World Bank officials point out that the institution runs on consensus, and the management -- even the president -- must serve its client country's needs. Bank critics, meanwhile, argue that Zoellick never tried to lead the board on coal. While the bank under Zoellick brought in renewable energy expert Daniel Kammen to lead the energy strategy, management failed to give him a team. Meanwhile, critics say Zoellick showed no backbone or even interest in fighting for that strategy before the board.

"He just wasn't willing to stick his neck out on the energy strategy," said Justin Guay, coal campaigner with the Sierra Club. And while he acknowledged the bank has dramatically ramped up funding for clean energy, he argued that legacy is tainted by its continued embrace of fossil fuels.

"It's a huge failure of leadership," Guay said. "What the World Bank does with its dollars says less than what they say with their policy."

'Very practical realist'

Andrew Deutz, director of international government relations at the Nature Conservancy, took an accounting approach to summing up Zoellick's climate legacy.

"I think it helps to look at this tenure on climate change as a ledger, and there are more positive things than negative things on the ledger," he said. "Overall, he's definitely pushing the bank in the right direction."

Those who have worked with Zoellick say his evolution on coal was gradual and see in his approach to the coal fight signs of the consummate negotiator.

Jennifer Haverkamp, international counsel at the Environmental Defense Fund, who served as assistant U.S. trade representative for the environment under Zoellick, recalled that when faced with the hot-button issue of access to medicines, Zoellick was able to find compromise by reaching out one on one with others seeking common ground.

"He likes to find solutions and work away at problems and solve them," Haverkamp said. Others say that is the approach Zoellick has taken to energy, choosing to focus on areas where developing countries can agree -- like the need to develop low-carbon growth strategies -- rather than divisive issues like coal lending.

Reilly called Zoellick "a very practical realist," and "an inside operator," adding that on the energy strategy, as with other issues, Zoellick "had a relatively subdued way of affecting things. He was more of someone who leads from the negotiating table than using the bully pulpit. ... I've never seen him make a call to action."

Yet a call to action is precisely what environmental groups are hoping to see from the incoming president, Jim Yong Kim.

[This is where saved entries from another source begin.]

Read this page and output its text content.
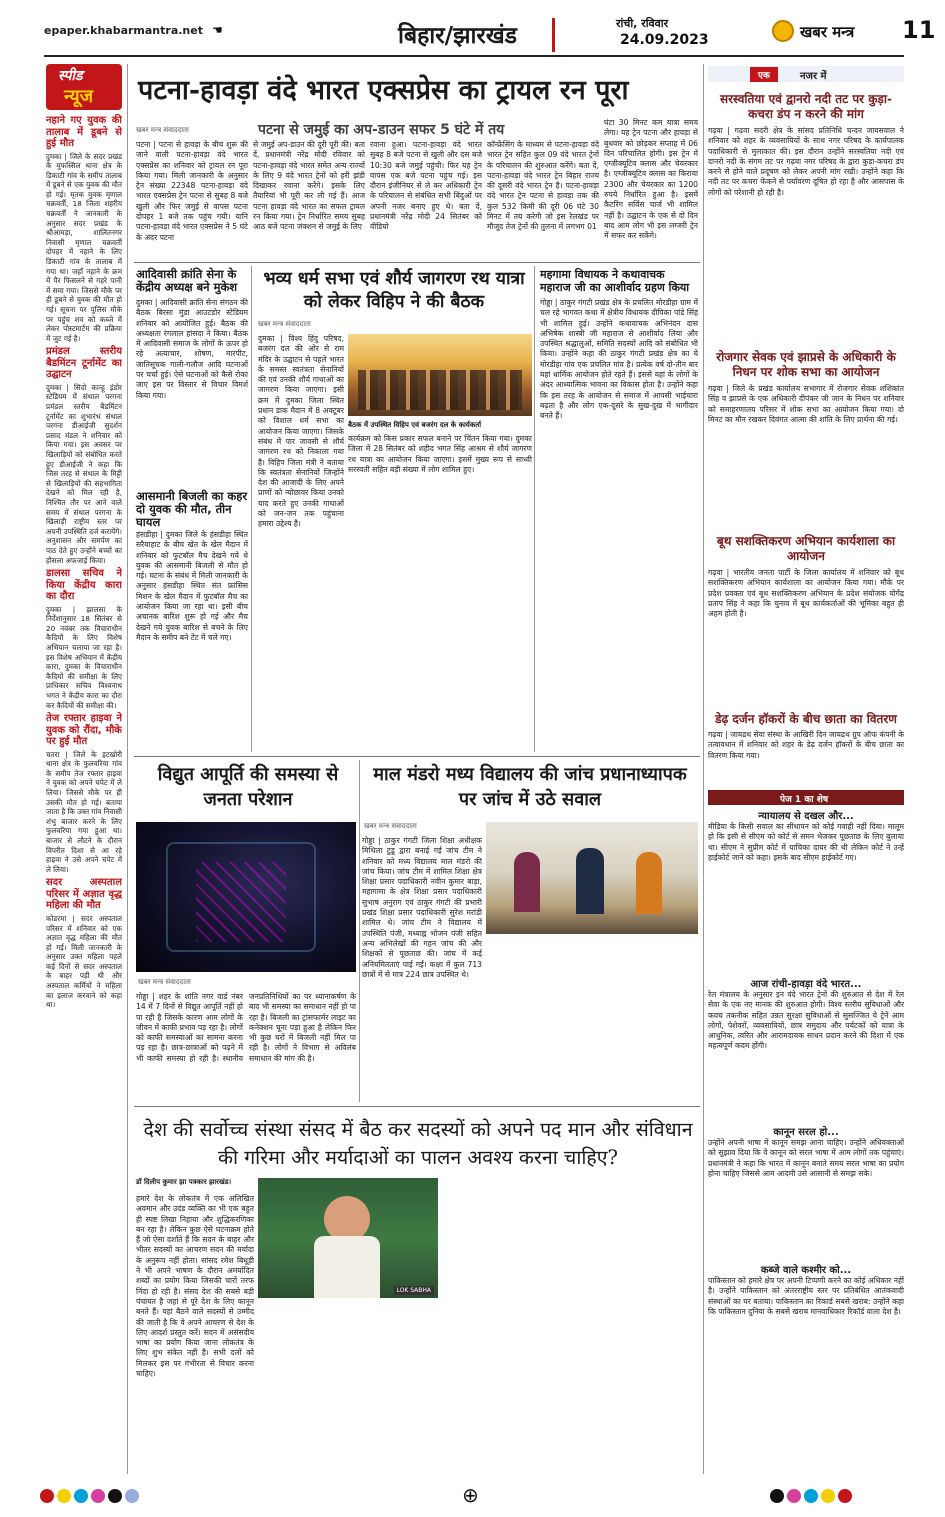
epaper.khabarmantra.net ☚	बिहार/झारखंड	रांची, रविवार
24.09.2023	खबर मन्त्र 11
स्पीड
न्यूज
नहाने गए युवक की तालाब में डूबने से हुई मौत

दुमका | जिले के सदर प्रखंड के मुफस्सिल थाना क्षेत्र के डिकाटी गांव के समीप तालाब में डूबने से एक युवक की मौत हो गई। मृतक युवक मृणाल चक्रवर्ती, 18 जिला शहरीय चक्रवर्ती ने जानकारी के अनुसार सदर प्रखंड के श्रीआमड़ा, शालितनगर निवासी मृणाल चक्रवर्ती दोपहर में नहाने के लिए डिकाटी गांव के तालाब में गया था। जहाँ नहाने के क्रम में पैर फिसलने से गहरे पानी में समा गया। जिससे मौके पर ही डूबने से युवक की मौत हो गई। सूचना पर पुलिस मौके पर पहुंच शव को कब्जे में लेकर पोस्टमार्टम की प्रक्रिया में जुट गई है।

प्रमंडल स्तरीय बैडमिंटन टूर्नामेंट का उद्घाटन

दुमका | सिदो कान्हू इंडोर स्टेडियम में संथाल परगना प्रमंडल स्तरीय बैडमिंटन टूर्नामेंट का शुभारंभ संथाल परगना डीआईजी सुदर्शन प्रसाद मंडल ने शनिवार को किया गया। इस अवसर पर खिलाड़ियों को संबोधित करते हुए डीआईजी ने कहा कि जिस तरह से संथाल के मिट्टी से खिलाड़ियों की सहभागिता देखने को मिल रही है, निश्चित तौर पर आने वाले समय में संथाल परगना के खिलाड़ी राष्ट्रीय स्तर पर अपनी उपस्थिति दर्ज करायेंगे। अनुशासन और समर्पण का पाठ देते हुए उन्होंने बच्चों का हौसला अफजाई किया।

डालसा सचिव ने किया केंद्रीय कारा का दौरा

दुमका | झालसा के निर्देशानुसार 18 सितंबर से 20 नवंबर तक विचाराधीन कैदियों के लिए विशेष अभियान चलाया जा रहा है। इस विशेष अभियान में केंद्रीय कारा, दुमका के विचाराधीन कैदियों की समीक्षा के लिए प्राधिकार सचिव विश्वनाथ भगत ने केंद्रीय कारा का दौरा कर कैदियों की समीक्षा की।

तेज रफ्तार हाइवा ने युवक को रौंदा, मौके पर हुई मौत

चतरा | जिले के इटखोरी थाना क्षेत्र के फुलवरिया गांव के समीप तेज रफ्तार हाइवा ने युवक को अपने चपेट में ले लिया। जिससे मौके पर ही उसकी मौत हो गई। बताया जाता है कि उक्त गांव निवासी शंभु बाजार करने के लिए फुलवरिया गया हुआ था। बाजार से लौटने के दौरान विपरीत दिशा से आ रहे हाइवा ने उसे अपने चपेट में ले लिया।

सदर अस्पताल परिसर में अज्ञात वृद्ध महिला की मौत

कोडरमा | सदर अस्पताल परिसर में शनिवार को एक अज्ञात वृद्ध महिला की मौत हो गई। मिली जानकारी के अनुसार उक्त महिला पहले कई दिनों से सदर अस्पताल के बाहर पड़ी थी और अस्पताल कर्मियों ने महिला का इलाज करवाने को कहा था।

पटना-हावड़ा वंदे भारत एक्सप्रेस का ट्रायल रन पूरा
पटना से जमुई का अप-डाउन सफर 5 घंटे में तय
खबर मन्त्र संवाददाता
पटना | पटना से हावड़ा के बीच शुरू की जाने वाली पटना-हावड़ा वंदे भारत एक्सप्रेस का शनिवार को ट्रायल रन पूरा किया गया। मिली जानकारी के अनुसार ट्रेन संख्या 22348 पटना-हावड़ा वंदे भारत एक्सप्रेस ट्रेन पटना से सुबह 8 बजे खुली और फिर जमुई से वापस पटना दोपहर 1 बजे तक पहुंच गयी। यानि पटना-हावड़ा वंदे भारत एक्सप्रेस ने 5 घंटे के अंदर पटना
से जमुई अप-डाउन की दूरी पूरी की। बता दें, प्रधानमंत्री नरेंद्र मोदी रविवार को पटना-हावड़ा वंदे भारत समेत अन्य राज्यों के लिए 9 वंदे भारत ट्रेनों को हरी झंडी दिखाकर रवाना करेंगे। इसके लिए तैयारियां भी पूरी कर ली गई हैं। आज पटना हावड़ा वंदे भारत का सफल ट्रायल रन किया गया। ट्रेन निर्धारित समय सुबह आठ बजे पटना जंक्शन से जमुई के लिए
रवाना हुआ। पटना-हावड़ा वंदे भारत सुबह 8 बजे पटना से खुली और दस बजे 10:30 बजे जमुई पहुंची। फिर यह ट्रेन वापस एक बजे पटना पहुंच गई। इस दौरान इंजीनियर से ले कर अधिकारी ट्रेन के परिचालन से संबंधित सभी बिंदुओं पर अपनी नजर बनाए हुए थे। बता दें, प्रधानमंत्री नरेंद्र मोदी 24 सितंबर को वीडियो
कॉन्फ्रेंसिंग के माध्यम से पटना-हावड़ा वंदे भारत ट्रेन सहित कुल 09 वंदे भारत ट्रेनों के परिचालन की शुरुआत करेंगे। बता दें, पटना-हावड़ा वंदे भारत ट्रेन बिहार राज्य की दूसरी वंदे भारत ट्रेन है। पटना-हावड़ा वंदे भारत ट्रेन पटना से हावड़ा तक की कुल 532 किमी की दूरी 06 घंटे 30 मिनट में तय करेगी जो इस रेलखंड पर मौजूद तेज ट्रेनों की तुलना में लगभग 01
घंटा 30 मिनट कम यात्रा समय लेगा। यह ट्रेन पटना और हावड़ा से बुधवार को छोड़कर सप्ताह में 06 दिन परिचालित होगी। इस ट्रेन में एग्जीक्यूटिव क्लास और चेयरकार है। एग्जीक्यूटिव क्लास का किराया 2300 और चेयरकार का 1200 रुपये निर्धारित हुआ है। इसमें कैटरिंग सर्विस चार्ज भी शामिल नहीं है। उद्घाटन के एक से दो दिन बाद आम लोग भी इस लग्जरी ट्रेन में सफर कर सकेंगे।
आदिवासी क्रांति सेना के केंद्रीय अध्यक्ष बने मुकेश
दुमका | आदिवासी क्रांति सेना संगठन की बैठक बिरसा मुंडा आउटडोर स्टेडियम शनिवार को आयोजित हुई। बैठक की अध्यक्षता रंगलाल हांसदा ने किया। बैठक में आदिवासी समाज के लोगों के ऊपर हो रहे अत्याचार, शोषण, मारपीट, जातिसूचक गाली-गलौज आदि घटनाओं पर चर्चा हुई। ऐसे घटनाओं को कैसे रोका जाए इस पर विस्तार से विचार विमर्श किया गया।
आसमानी बिजली का कहर दो युवक की मौत, तीन घायल
हंसडीहा | दुमका जिले के हंसडीहा स्थित सरैयाहाट के बीच खेत के खेल मैदान में शनिवार को फुटबॉल मैच देखने गये थे युवक की आसमानी बिजली से मौत हो गई। घटना के संबंध में मिली जानकारी के अनुसार हंसडीहा स्थित संत फ्रांसिस मिशन के खेल मैदान में फुटबॉल मैच का आयोजन किया जा रहा था। इसी बीच अचानक बारिश शुरू हो गई और मैच देखने गये युवक बारिश से बचने के लिए मैदान के समीप बने टेंट में चले गए।
भव्य धर्म सभा एवं शौर्य जागरण रथ यात्रा को लेकर विहिप ने की बैठक
खबर मन्त्र संवाददाता
दुमका | विश्व हिंदु परिषद, बजरंग दल की ओर से राम मंदिर के उद्घाटन से पहले भारत के समस्त स्वतंत्रता सेनानियों की एवं उनकी शौर्य गाथाओं का जागरण किया जाएगा। इसी क्रम में दुमका जिला स्थित प्रधान डाक मैदान में 8 अक्टूबर को विशाल धर्म सभा का आयोजन किया जाएगा। जिसके संबंध में पार जावसी से शौर्य जागरण रथ को निकाला गया है। विहिप जिला मंत्री ने बताया कि स्वतंत्रता सेनानियों जिन्होंने देश की आजादी के लिए अपने प्राणों को न्योछावर किया उनको याद करते हुए उनकी गाथाओं को जन-जन तक पहुंचाना हमारा उद्देश्य है।
बैठक में उपस्थित विहिप एवं बजरंग दल के कार्यकर्ता
कार्यक्रम को किस प्रकार सफल बनाने पर चिंतन किया गया। दुमका जिला में 28 सितंबर को शहीद भगत सिंह आश्रम से शौर्य जागरण रथ यात्रा का आयोजन किया जाएगा। इसमें मुख्य रूप से साध्वी सरस्वती सहित बड़ी संख्या में लोग शामिल हुए।
महगामा विधायक ने कथावाचक महाराज जी का आशीर्वाद ग्रहण किया
गोड्डा | ठाकुर गंगटी प्रखंड क्षेत्र के प्रचलित मोरडीहा ग्राम में चल रहे भागवत कथा में क्षेत्रीय विधायक दीपिका पांडे सिंह भी शामिल हुई। उन्होंने कथावाचक अभिनंदन दास अभिषेक शास्त्री जी महाराज से आशीर्वाद लिया और उपस्थित श्रद्धालुओं, समिति सदस्यों आदि को संबोधित भी किया। उन्होंने कहा की ठाकुर गंगटी प्रखंड क्षेत्र का ये मोरडीहा गांव एक प्रचलित गांव है। प्रत्येक वर्ष दो-तीन बार यहां धार्मिक आयोजन होते रहते हैं। इससे यहां के लोगों के अंदर आध्यात्मिक भावना का विकास होता है। उन्होंने कहा कि इस तरह के आयोजन से समाज में आपसी भाईचारा बढ़ता है और लोग एक-दूसरे के सुख-दुख में भागीदार बनते हैं।
विद्युत आपूर्ति की समस्या से जनता परेशान
खबर मन्त्र संवाददाता
गोड्डा | शहर के शांति नगर वार्ड नंबर 14 में 7 दिनों से विद्युत आपूर्ति नहीं हो पा रही है जिसके कारण आम लोगों के जीवन में काफी प्रभाव पड़ रहा है। लोगों को काफी समस्याओं का सामना करना पड़ रहा है। छात्र-छात्राओं को पढ़ने में भी काफी समस्या हो रही है। स्थानीय जनप्रतिनिधियों का पर ध्यानाकर्षण के बाद भी समस्या का समाधान नहीं हो पा रहा है। बिजली का ट्रांसफार्मर लाइट का कनेक्शन चूना पड़ा हुआ है लेकिन फिर भी कुछ घरों में बिजली नहीं मिल पा रही है। लोगों ने विभाग से अविलंब समाधान की मांग की है।
माल मंडरो मध्य विद्यालय की जांच प्रधानाध्यापक पर जांच में उठे सवाल
खबर मन्त्र संवाददाता
गोड्डा | ठाकुर गंगटी जिला शिक्षा अधीक्षक मिथिला टुडू द्वारा बनाई गई जांच टीम ने शनिवार को मध्य विद्यालय माल मंडरो की जांच किया। जांच टीम में शामिल शिक्षा क्षेत्र शिक्षा प्रसार पदाधिकारी नवीन कुमार बाड़ा, महागामा के क्षेत्र शिक्षा प्रसार पदाधिकारी सुभाष अनुराग एवं ठाकुर गंगटी की प्रभारी प्रखंड शिक्षा प्रसार पदाधिकारी सुरेश मरांडी शामिल थे। जांच टीम ने विद्यालय में उपस्थिति पंजी, मध्याह्न भोजन पंजी सहित अन्य अभिलेखों की गहन जांच की और शिक्षकों से पूछताछ की। जांच में कई अनियमितताएं पाई गईं। कक्षा में कुल 713 छात्रों में से मात्र 224 छात्र उपस्थित थे।
देश की सर्वोच्च संस्था संसद में बैठ कर सदस्यों को अपने पद मान और संविधान की गरिमा और मर्यादाओं का पालन अवश्य करना चाहिए?
डॉ दिलीप कुमार झा पत्रकार झारखंड।
LOK SABHA
हमारे देश के लोकतंत्र में एक अलिखित अवमान और उदंड व्यक्ति का भी एक बहुत ही स्पष्ट लिखा निहाया और शुद्धिकरणिका बन रहा है। लेकिन कुछ ऐसे घटनाक्रम होते हैं जो ऐसा दर्शाते हैं कि सदन के बाहर और भीतर सदस्यों का आचरण सदन की मर्यादा के अनुरूप नहीं होता। सांसद रमेश बिधूड़ी ने भी अपने भाषण के दौरान अमर्यादित शब्दों का प्रयोग किया जिसकी चारों तरफ निंदा हो रही है। संसद देश की सबसे बड़ी पंचायत है जहां से पूरे देश के लिए कानून बनते हैं। यहां बैठने वाले सदस्यों से उम्मीद की जाती है कि वे अपने आचरण से देश के लिए आदर्श प्रस्तुत करें। सदन में असंसदीय भाषा का प्रयोग किया जाना लोकतंत्र के लिए शुभ संकेत नहीं है। सभी दलों को मिलकर इस पर गंभीरता से विचार करना चाहिए।
एक	नजर में
सरस्वतिया एवं द्वानरो नदी तट पर कुड़ा-कचरा डंप न करने की मांग
गढ़वा | गढ़वा सदरी क्षेत्र के सांसद प्रतिनिधि चन्दन जायसवाल ने शनिवार को शहर के व्यवसायियों के साथ नगर परिषद के कार्यपालक पदाधिकारी से मुलाकात की। इस दौरान उन्होंने सरस्वतिया नदी एवं दानरो नदी के संगम तट पर गढ़वा नगर परिषद के द्वारा कुड़ा-कचरा डंप करने से होने वाले प्रदूषण को लेकर अपनी मांग रखी। उन्होंने कहा कि नदी तट पर कचरा फेंकने से पर्यावरण दूषित हो रहा है और आसपास के लोगों को परेशानी हो रही है।
रोजगार सेवक एवं झाप्रसे के अधिकारी के निधन पर शोक सभा का आयोजन
गढ़वा | जिले के प्रखंड कार्यालय सभागार में रोजगार सेवक शशिकांत सिंह व झाप्रसे के एक अधिकारी दीपंकर जी जान के निधन पर शनिवार को समाहरणालय परिसर में शोक सभा का आयोजन किया गया। दो मिनट का मौन रखकर दिवंगत आत्मा की शांति के लिए प्रार्थना की गई।
बूथ सशक्तिकरण अभियान कार्यशाला का आयोजन
गढ़वा | भारतीय जनता पार्टी के जिला कार्यालय में शनिवार को बूथ सशक्तिकरण अभियान कार्यशाला का आयोजन किया गया। मौके पर प्रदेश प्रवक्ता एवं बूथ सशक्तिकरण अभियान के प्रदेश संयोजक योगेंद्र प्रताप सिंह ने कहा कि चुनाव में बूथ कार्यकर्ताओं की भूमिका बहुत ही अहम होती है।
डेढ़ दर्जन हॉकरों के बीच छाता का वितरण
गढ़वा | जायद्रथ सेवा संस्था के आखिरी दिन जायद्रथ ग्रुप ऑफ कंपनी के तत्वावधान में शनिवार को शहर के डेढ़ दर्जन हॉकरों के बीच छाता का वितरण किया गया।
पेज 1 का शेष
न्यायालय से दखल और...
मीडिया के किसी सवाल का सीधापन को कोई गवाही नहीं दिया। मालूम हो कि इसी से सीएम को कोर्ट से समन भेजकर पूछताछ के लिए बुलाया था। सीएम ने सुप्रीम कोर्ट में याचिका दायर की थी लेकिन कोर्ट ने उन्हें हाईकोर्ट जाने को कहा। इसके बाद सीएम हाईकोर्ट गए।
आज रांची-हावड़ा वंदे भारत...
रेल मंत्रालय के अनुसार इन वंदे भारत ट्रेनों की शुरुआत से देश में रेल सेवा के एक नए मानक की शुरुआत होगी। विश्व स्तरीय सुविधाओं और कवच तकनीक सहित उन्नत सुरक्षा सुविधाओं से सुसज्जित ये ट्रेनें आम लोगों, पेशेवरों, व्यवसायियों, छात्र समुदाय और पर्यटकों को यात्रा के आधुनिक, त्वरित और आरामदायक साधन प्रदान करने की दिशा में एक महत्वपूर्ण कदम होंगी।
कानून सरल हो...
उन्होंने अपनी भाषा में कानून समझ आना चाहिए। उन्होंने अधिवक्ताओं को सुझाव दिया कि वे कानून को सरल भाषा में आम लोगों तक पहुंचाएं। प्रधानमंत्री ने कहा कि भारत में कानून बनाते समय सरल भाषा का प्रयोग होना चाहिए जिससे आम आदमी उसे आसानी से समझ सके।
कब्जे वाले कश्मीर को...
पाकिस्तान को हमारे क्षेत्र पर अपनी टिप्पणी करने का कोई अधिकार नहीं है। उन्होंने पाकिस्तान को अंतरराष्ट्रीय स्तर पर प्रतिबंधित आतंकवादी संस्थाओं का घर बताया। पाकिस्तान का रिकार्ड सबसे खराब: उन्होंने कहा कि पाकिस्तान दुनिया के सबसे खराब मानवाधिकार रिकॉर्ड वाला देश है।
⊕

In addition to eliminating loans for coal, activists say they would like to see the World Bank create a unit devoted to working on ways to deliver renewable energy to the world's 1.6 billion people currently living without access to power.

In the future, Haverkamp said, "The bank needs to be extremely strategic in how it invests scarce public resources. The bank needs to put a lot of distance between its future and its history of helping to finance large fossil fuel plants."